The Lady
La straordinaria avventura umana e politica di Aung San Suu Kyi, la pacifista birmana da decenni attiva contro la dittatura nel suo paese e per la difesa dei diritti umani. Aung San Suu Kyi ? stata costretta agli arresti domiciliari quasi ininterrottamente dal 1989 al 2007 e separata a forza dal marito e dai figli residenti in Inghilterra. Nel 1991 ha ricevuto il Premio Nobel per la Pace.
Obbiettivo alto, materia complicata e complessa, per la pellicola di apertura del Festival Internazionale del Film di Roma, “The Lady” di Luc Besson. La storia, la lotta, il rigore di Aung San Suu Kyi (Michelle Yeoh),
politica birmana, attivista e Premio Nobel per la Pace, costretta sotto
ricatto agli arresti domiciliari per ventidue anni. Gli eventi del film
ripercorrono la nascita dell'opposizione della donna contro la
dittatura militare birmana e gli sviluppi complicati della guerra fredda
scatenata da parte del regime contro “Suu”. Ma come ha precisato il regista durante la conferenza stampa, "The Lady" non è un film politico.

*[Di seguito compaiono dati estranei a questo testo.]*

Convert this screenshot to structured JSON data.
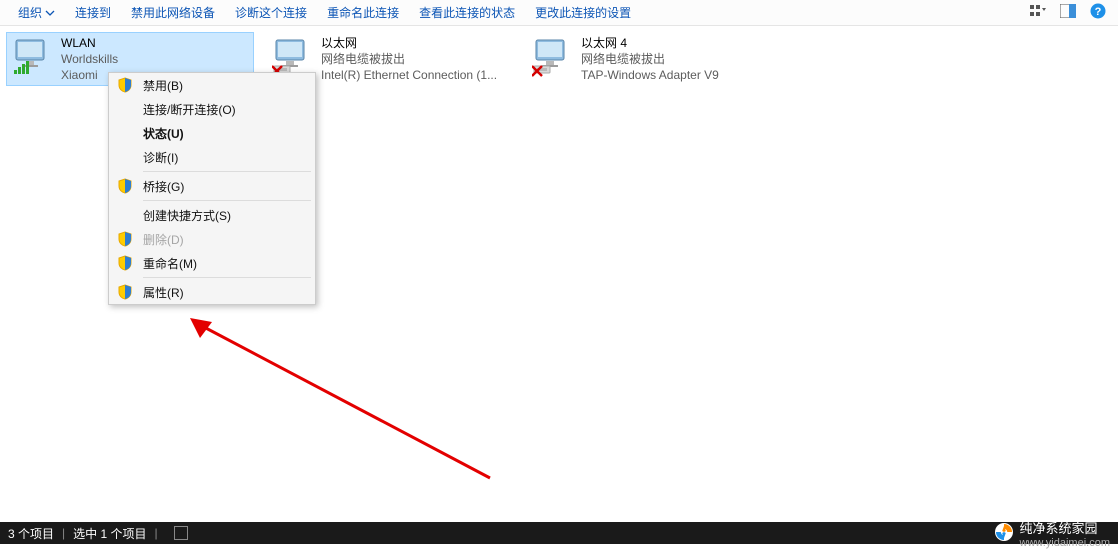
{
  "toolbar": {
    "items": [
      {
        "label": "组织",
        "dropdown": true
      },
      {
        "label": "连接到"
      },
      {
        "label": "禁用此网络设备"
      },
      {
        "label": "诊断这个连接"
      },
      {
        "label": "重命名此连接"
      },
      {
        "label": "查看此连接的状态"
      },
      {
        "label": "更改此连接的设置"
      }
    ]
  },
  "connections": [
    {
      "name": "WLAN",
      "status": "Worldskills",
      "device": "Xiaomi",
      "selected": true,
      "signal": true
    },
    {
      "name": "以太网",
      "status": "网络电缆被拔出",
      "device": "Intel(R) Ethernet Connection (1...",
      "selected": false,
      "disconnected": true
    },
    {
      "name": "以太网 4",
      "status": "网络电缆被拔出",
      "device": "TAP-Windows Adapter V9",
      "selected": false,
      "disconnected": true
    }
  ],
  "context_menu": {
    "groups": [
      [
        {
          "label": "禁用(B)",
          "shield": true,
          "disabled": false
        },
        {
          "label": "连接/断开连接(O)",
          "shield": false,
          "disabled": false
        },
        {
          "label": "状态(U)",
          "shield": false,
          "disabled": false,
          "bold": true
        },
        {
          "label": "诊断(I)",
          "shield": false,
          "disabled": false
        }
      ],
      [
        {
          "label": "桥接(G)",
          "shield": true,
          "disabled": false
        }
      ],
      [
        {
          "label": "创建快捷方式(S)",
          "shield": false,
          "disabled": false
        },
        {
          "label": "删除(D)",
          "shield": true,
          "disabled": true
        },
        {
          "label": "重命名(M)",
          "shield": true,
          "disabled": false
        }
      ],
      [
        {
          "label": "属性(R)",
          "shield": true,
          "disabled": false
        }
      ]
    ]
  },
  "status_bar": {
    "count_text": "3 个项目",
    "selection_text": "选中 1 个项目",
    "brand_main": "纯净系统家园",
    "brand_sub": "www.yidaimei.com"
  }
}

E' invece principalmente una storia di amore passionale e filiale, che
resiste alle lontananze fisiche e al dolore in nome di un progetto
comune: la libertà del popolo birmano.
Luc Besson, ha diretto il film, potendo contare su un lavoro di
preparazione incompleto, dove le figure di riferimento sono una,
inaccessibile al tempo delle riprese a causa della detenzione, e l'altra
purtroppo tragicamente e prematuramente scomparsa. Le difficoltà di
accesso al materiale di esperienza diretta riguardante Aung San Suu Kyi,
hanno contribuito sfavorevolmente a realizzare un film dove il
materiale reale, e le conoscenze pregresse dello spettatore invadono lo
schermo, conferendo merito e pathos ad una pellicola equilibrata solo a
brevi tratti. Il film non vuole essere politico, non ne
possiede infatti le sfumature, ma non si spiega la scelta di voler
comunque descrivere accuratamente un contesto sociale per buona parte
del film, che risulta così semplificato, bozzettistico e a tratti
estremamente caricato. Quanto alla decisione di dare centralità alla
storia d'amore, i rapporti tra “Suu” e il marito Micheal Artis (David Thewlis), sono spesso saturi di una formalità che se negli intenti ricalca la compostezza orientale e il frutto della lontananza, finisce per tenere lo spettatore a distanza di sicurezza. Solamente
nella parte finale quando la passione e la tragedia accelerano, si è
coinvolti, tentando di dimenticare la fatica di un'ora e mezza passata
ad osservare una reclusione ripetitiva.
Se è vero che anche dietro ogni donna c'è un grande uomo, e
dietro questa grande donna, uno Stato che palpita con essa, il film non è
all'altezza di dipingere l'interazione tra le parti. L'unica
figura completa e monolitica che si erige al di sopra di tutto è proprio
quella di Aung San Suu Kyi, ed è la forza della materia reale e la
necessità di divulgare una storia di libertà violate, a valicare lo
schermo, mentre il resto, con tutte le scusanti necessarie, è un
elemento accessorio e di disturbo alla visione.